Untitled, 1971 - not at TT








In the Aquarelles (1970–73) Hantaï used watercolour on thorough creasing in a smaller-scale tondo format.

  
Tabula (Terre Rose), 1975
The large series of Tabulas (1972-82) achieve an almost geometric composition by systematically knotting the canvas in strategically chosen spots, unfolding it into a large number of small squares or rectangles to make a grid offset by the irregular penetration of the white. Each square becomes a pliage of its own.

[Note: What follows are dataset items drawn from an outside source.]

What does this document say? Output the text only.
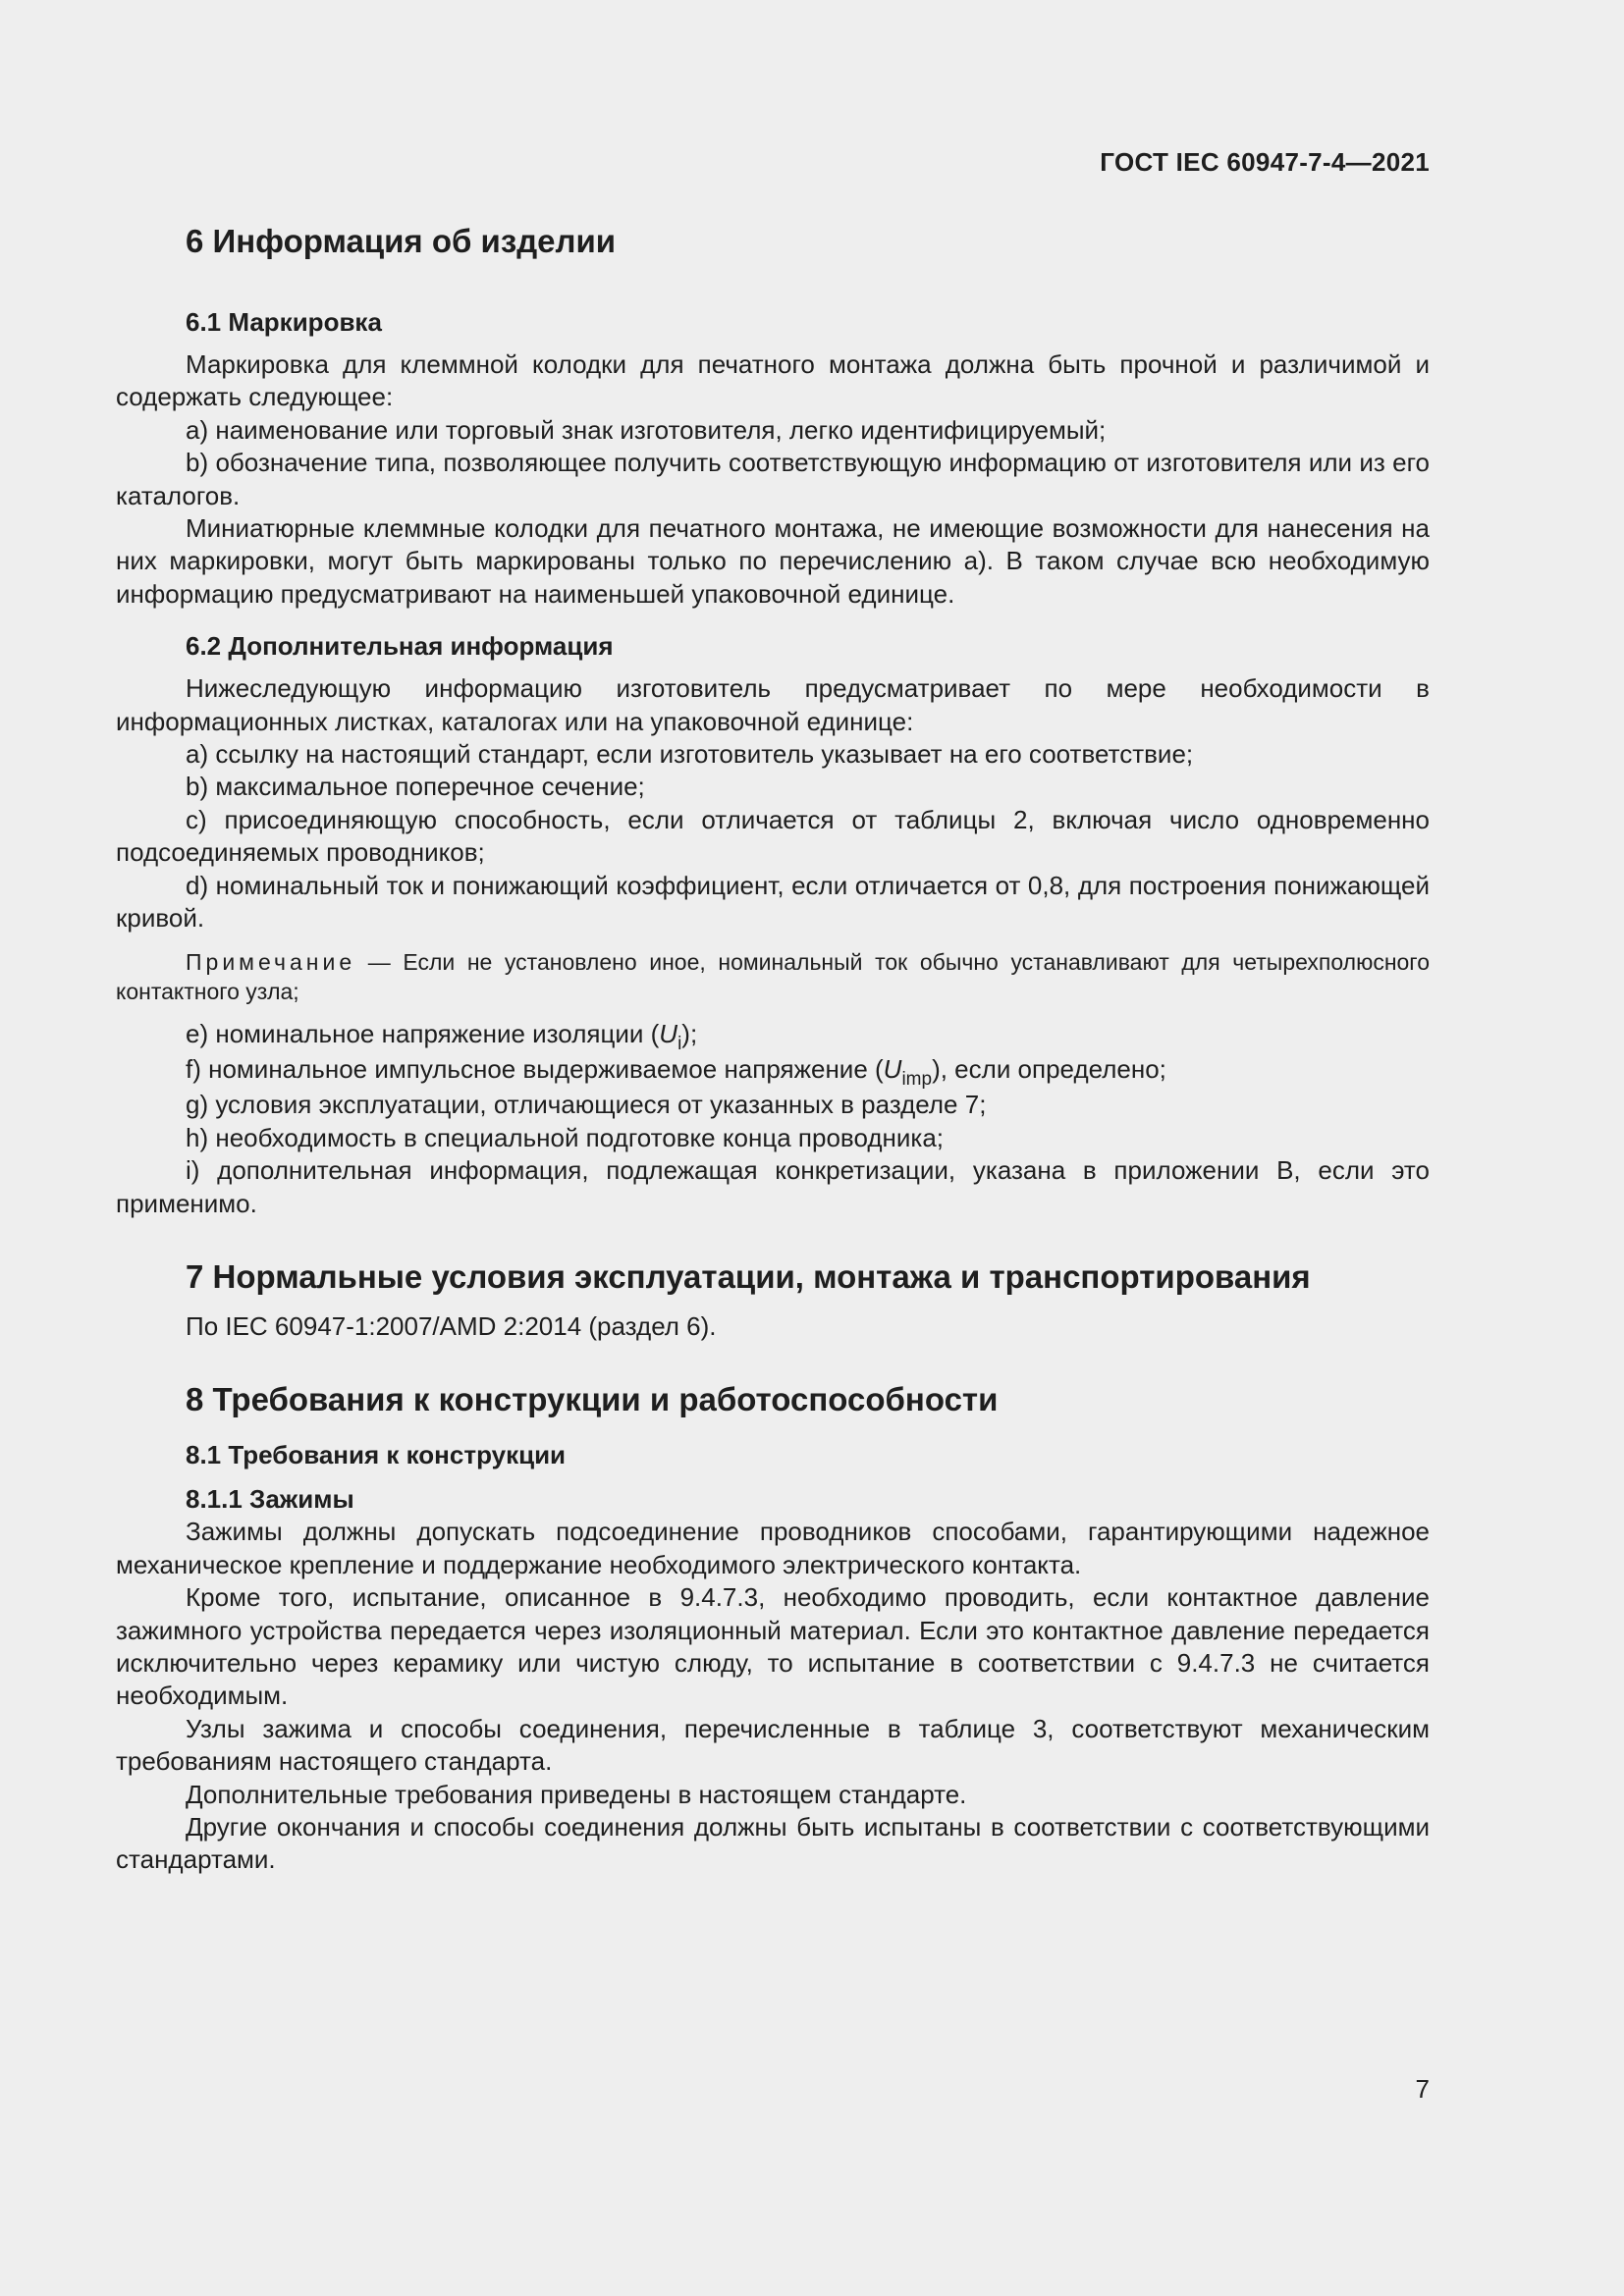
ГОСТ IEC 60947-7-4—2021
6 Информация об изделии
6.1 Маркировка

Маркировка для клеммной колодки для печатного монтажа должна быть прочной и различимой и содержать следующее:

а) наименование или торговый знак изготовителя, легко идентифицируемый;

b) обозначение типа, позволяющее получить соответствующую информацию от изготовителя или из его каталогов.

Миниатюрные клеммные колодки для печатного монтажа, не имеющие возможности для нанесения на них маркировки, могут быть маркированы только по перечислению а). В таком случае всю необходимую информацию предусматривают на наименьшей упаковочной единице.

6.2 Дополнительная информация

Нижеследующую информацию изготовитель предусматривает по мере необходимости в информационных листках, каталогах или на упаковочной единице:

a) ссылку на настоящий стандарт, если изготовитель указывает на его соответствие;

b) максимальное поперечное сечение;

с) присоединяющую способность, если отличается от таблицы 2, включая число одновременно подсоединяемых проводников;

d) номинальный ток и понижающий коэффициент, если отличается от 0,8, для построения понижающей кривой.

Примечание — Если не установлено иное, номинальный ток обычно устанавливают для четырехполюсного контактного узла;

e) номинальное напряжение изоляции $(U_i)$;

f) номинальное импульсное выдерживаемое напряжение $(U_{imp})$, если определено;

g) условия эксплуатации, отличающиеся от указанных в разделе 7;

h) необходимость в специальной подготовке конца проводника;

i) дополнительная информация, подлежащая конкретизации, указана в приложении В, если это применимо.

7 Нормальные условия эксплуатации, монтажа и транспортирования

По IEC 60947-1:2007/AMD 2:2014 (раздел 6).

8 Требования к конструкции и работоспособности
8.1 Требования к конструкции
8.1.1 Зажимы

Зажимы должны допускать подсоединение проводников способами, гарантирующими надежное механическое крепление и поддержание необходимого электрического контакта.

Кроме того, испытание, описанное в 9.4.7.3, необходимо проводить, если контактное давление зажимного устройства передается через изоляционный материал. Если это контактное давление передается исключительно через керамику или чистую слюду, то испытание в соответствии с 9.4.7.3 не считается необходимым.

Узлы зажима и способы соединения, перечисленные в таблице 3, соответствуют механическим требованиям настоящего стандарта.

Дополнительные требования приведены в настоящем стандарте.

Другие окончания и способы соединения должны быть испытаны в соответствии с соответствующими стандартами.

7
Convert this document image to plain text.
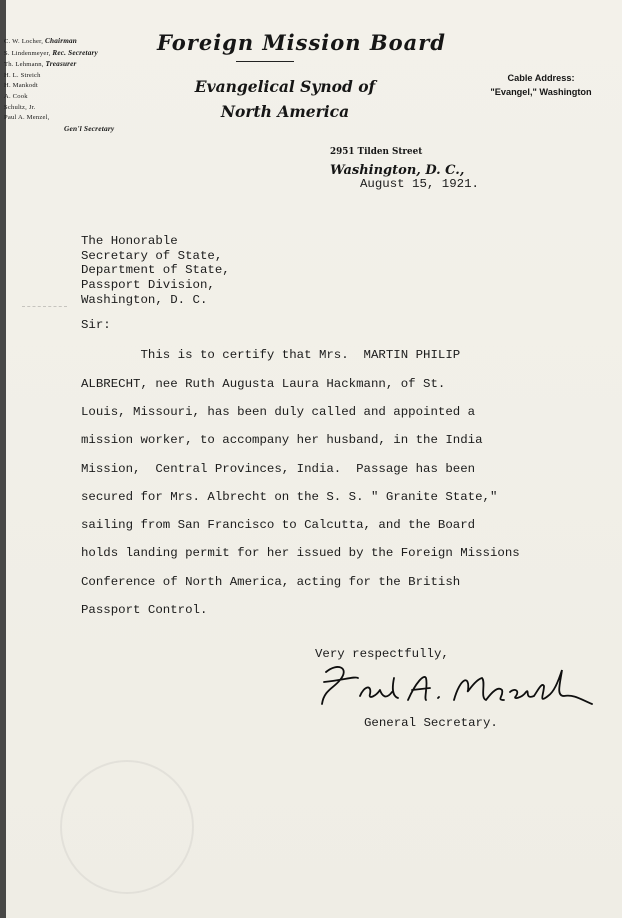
C. W. Locher, Chairman
S. Lindenmeyer, Rec. Secretary
Th. Lehmann, Treasurer
H. L. Streich
H. Mankodt
A. Cook
Schultz, Jr.
Paul A. Menzel,
Gen'l Secretary
Foreign Mission Board
Evangelical Synod of
North America
Cable Address:
"Evangel," Washington
2951 Tilden Street
Washington, D. C.,
August 15, 1921.
The Honorable
Secretary of State,
Department of State,
Passport Division,
Washington, D. C.
Sir:
This is to certify that Mrs.  MARTIN PHILIP
ALBRECHT, nee Ruth Augusta Laura Hackmann, of St.
Louis, Missouri, has been duly called and appointed a
mission worker, to accompany her husband, in the India
Mission,  Central Provinces, India.  Passage has been
secured for Mrs. Albrecht on the S. S. " Granite State,"
sailing from San Francisco to Calcutta, and the Board
holds landing permit for her issued by the Foreign Missions
Conference of North America, acting for the British
Passport Control.
Very respectfully,
General Secretary.
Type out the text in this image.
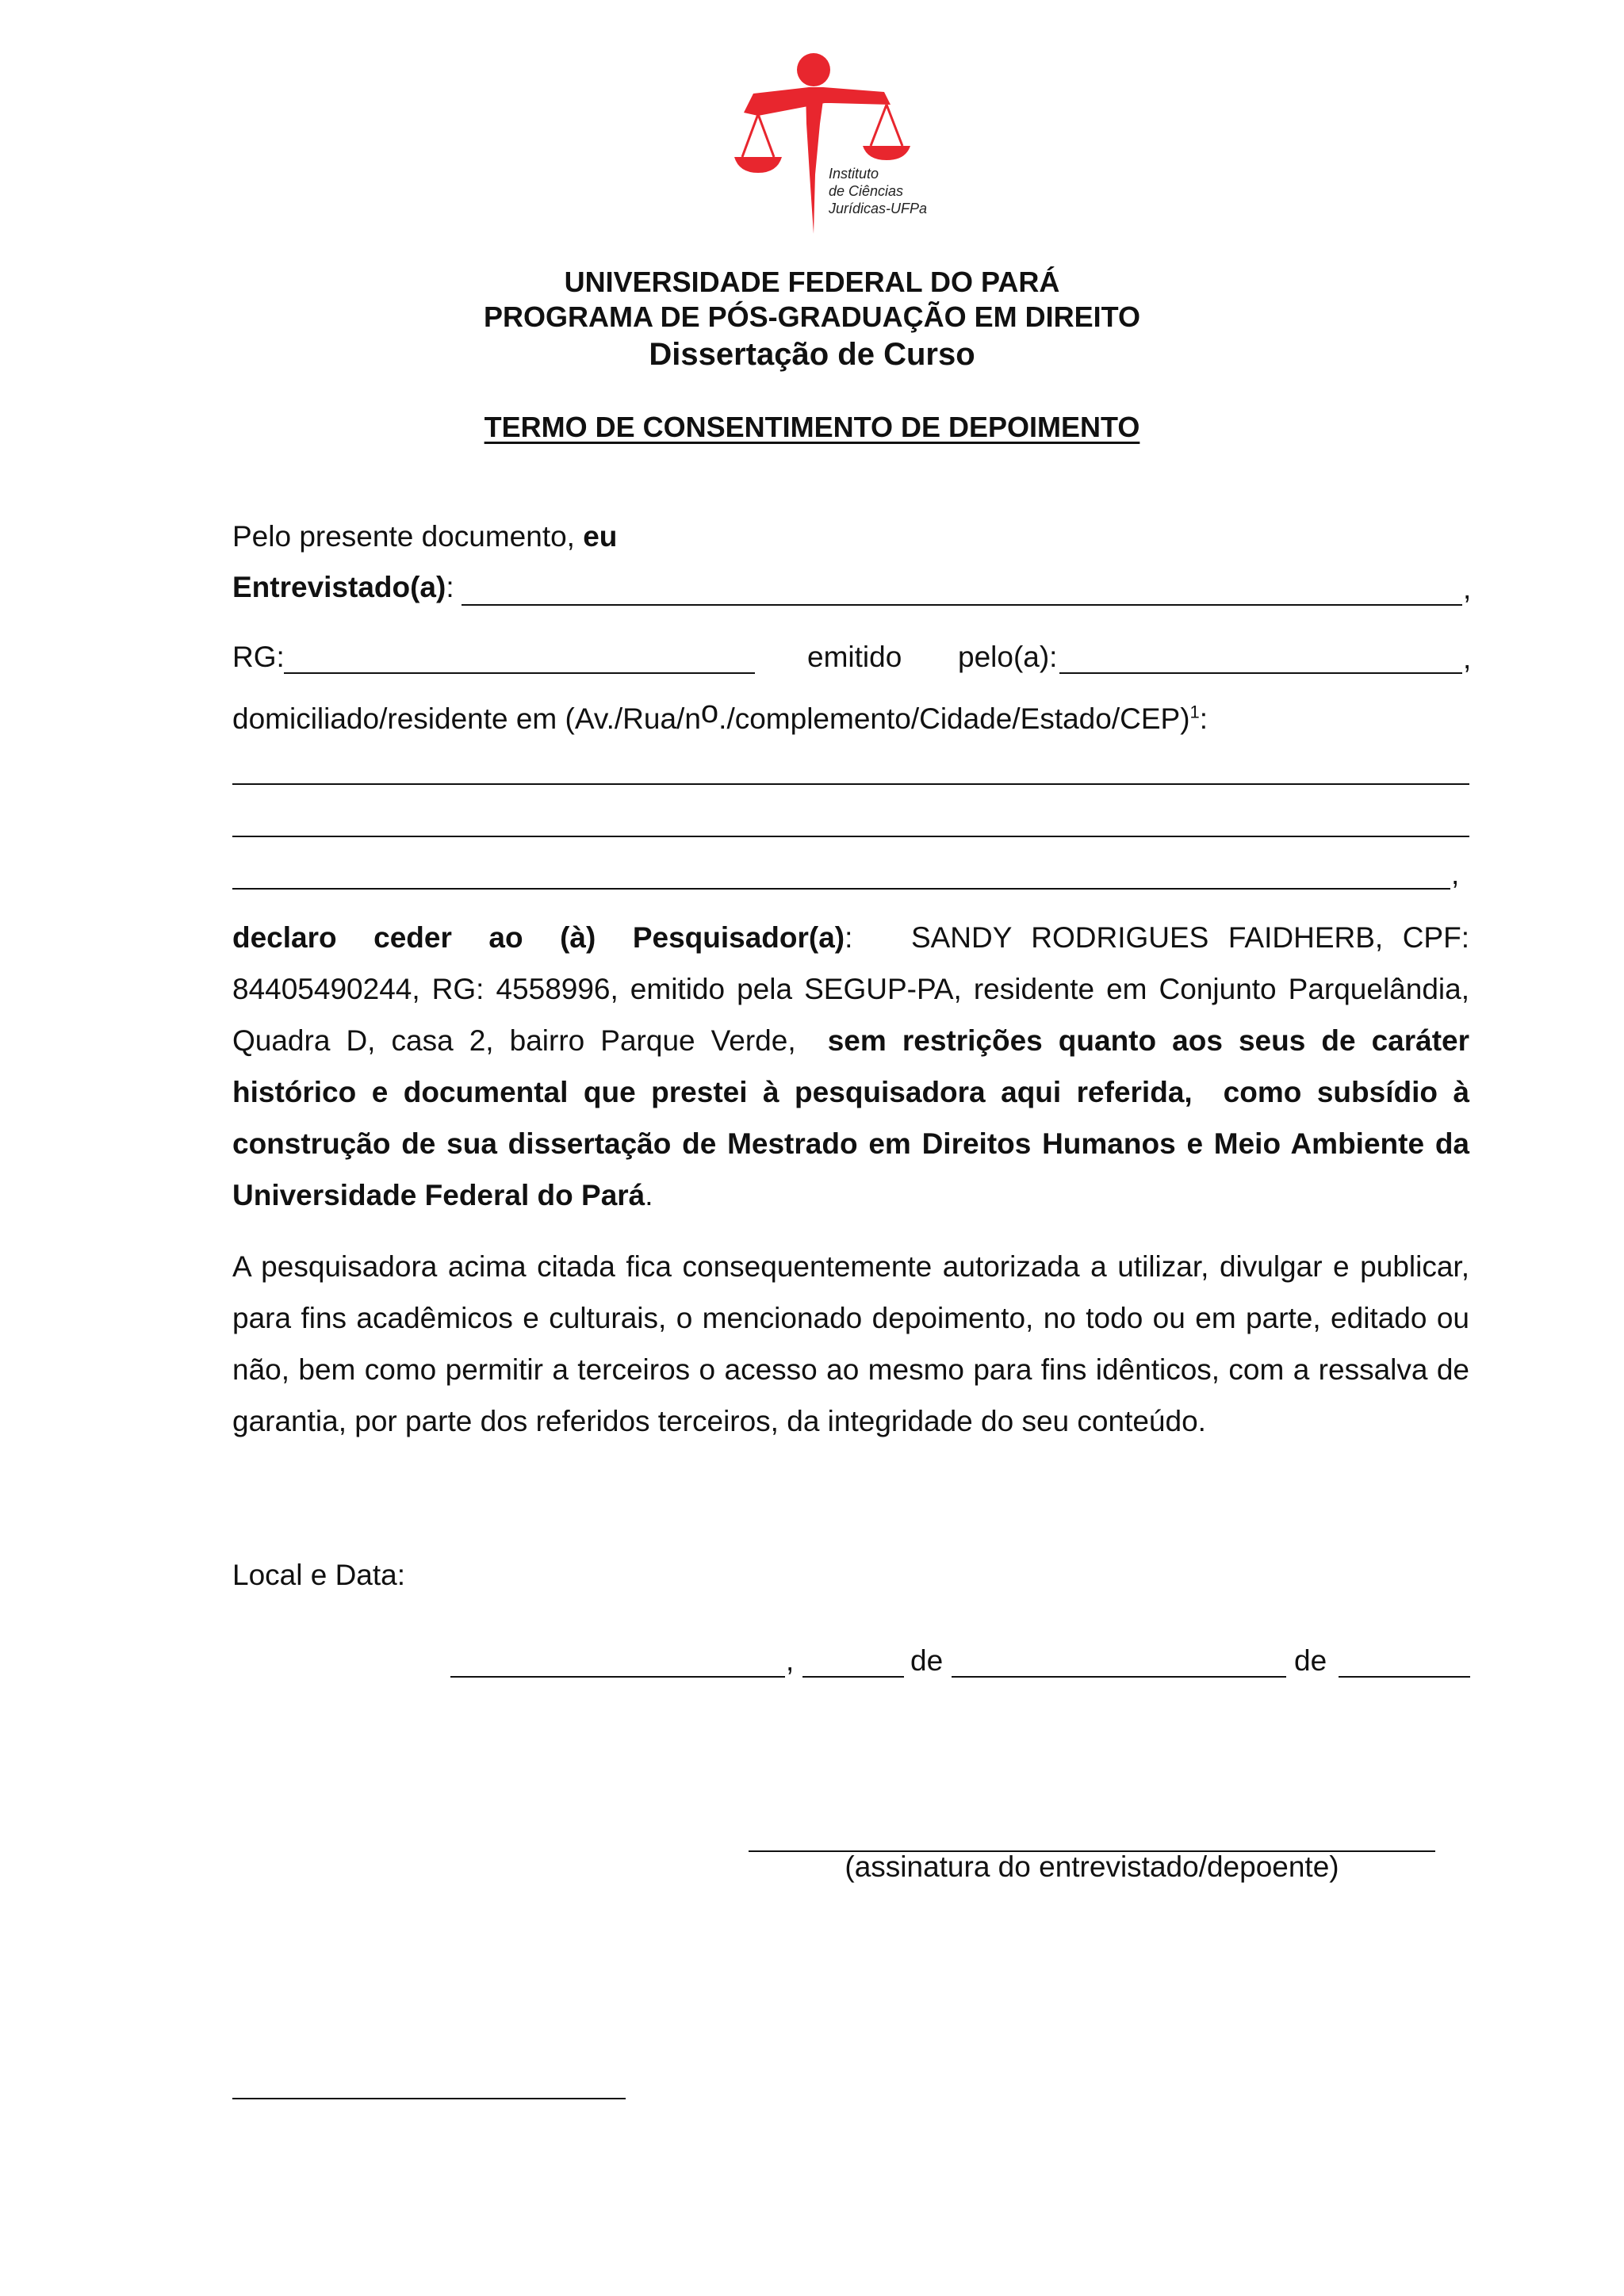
Instituto
de Ciências
Jurídicas-UFPa
UNIVERSIDADE FEDERAL DO PARÁ
PROGRAMA DE PÓS-GRADUAÇÃO EM DIREITO
Dissertação de Curso
TERMO DE CONSENTIMENTO DE DEPOIMENTO
Pelo presente documento, eu
Entrevistado(a):	,
RG:	emitido pelo(a):	,
domiciliado/residente em (Av./Rua/no./complemento/Cidade/Estado/CEP)$^1$:
,
declaro ceder ao (à) Pesquisador(a): SANDY RODRIGUES FAIDHERB, CPF: 84405490244, RG: 4558996, emitido pela SEGUP-PA, residente em Conjunto Parquelândia, Quadra D, casa 2, bairro Parque Verde, sem restrições quanto aos seus de caráter histórico e documental que prestei à pesquisadora aqui referida, como subsídio à construção de sua dissertação de Mestrado em Direitos Humanos e Meio Ambiente da Universidade Federal do Pará.
A pesquisadora acima citada fica consequentemente autorizada a utilizar, divulgar e publicar, para fins acadêmicos e culturais, o mencionado depoimento, no todo ou em parte, editado ou não, bem como permitir a terceiros o acesso ao mesmo para fins idênticos, com a ressalva de garantia, por parte dos referidos terceiros, da integridade do seu conteúdo.
Local e Data:
,	de	de
(assinatura do entrevistado/depoente)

Tabula (rouge/noir), 1981 - at TT
Although not strictly a separate series, the effect is rather different when the square elements are simplified down to one or two elements only.


Blanc, 1973 - not at TT
The Blancs (1973-74) are irregularly folded, then painted with multipliple colors so that after unfolding, the unpainted white areas react diffirently with the various colours. They ask whether the unpainted area will become more active here than in the Etudes.
Tabula lilas, 1982 - not at TT

The Tabulas lilas (1982), made after a three year hiatus of not painting, employ white paint over white canvas. 

There was also a chance to see Hantaï in action - via a screening of Jeanne Michel Meurice's documentary film of Hantai at 55 - what was most striking was how hands-on and \9he didn't seem in the best of health) exhausting the process of making the big Tabula was, with scenes of the tying up of canvas, use of a lawn roller to flatten the folds in place, emphsison the non-mechanical in the painting ('you have to feel the canvas', he said), and scenes of Hantai diving under the canvas to straighten it out...  Bach and Cezanne ('colour is the place where brain and universe meet' was themost memorable Cezanne quote) emerged as his biggest inspirations.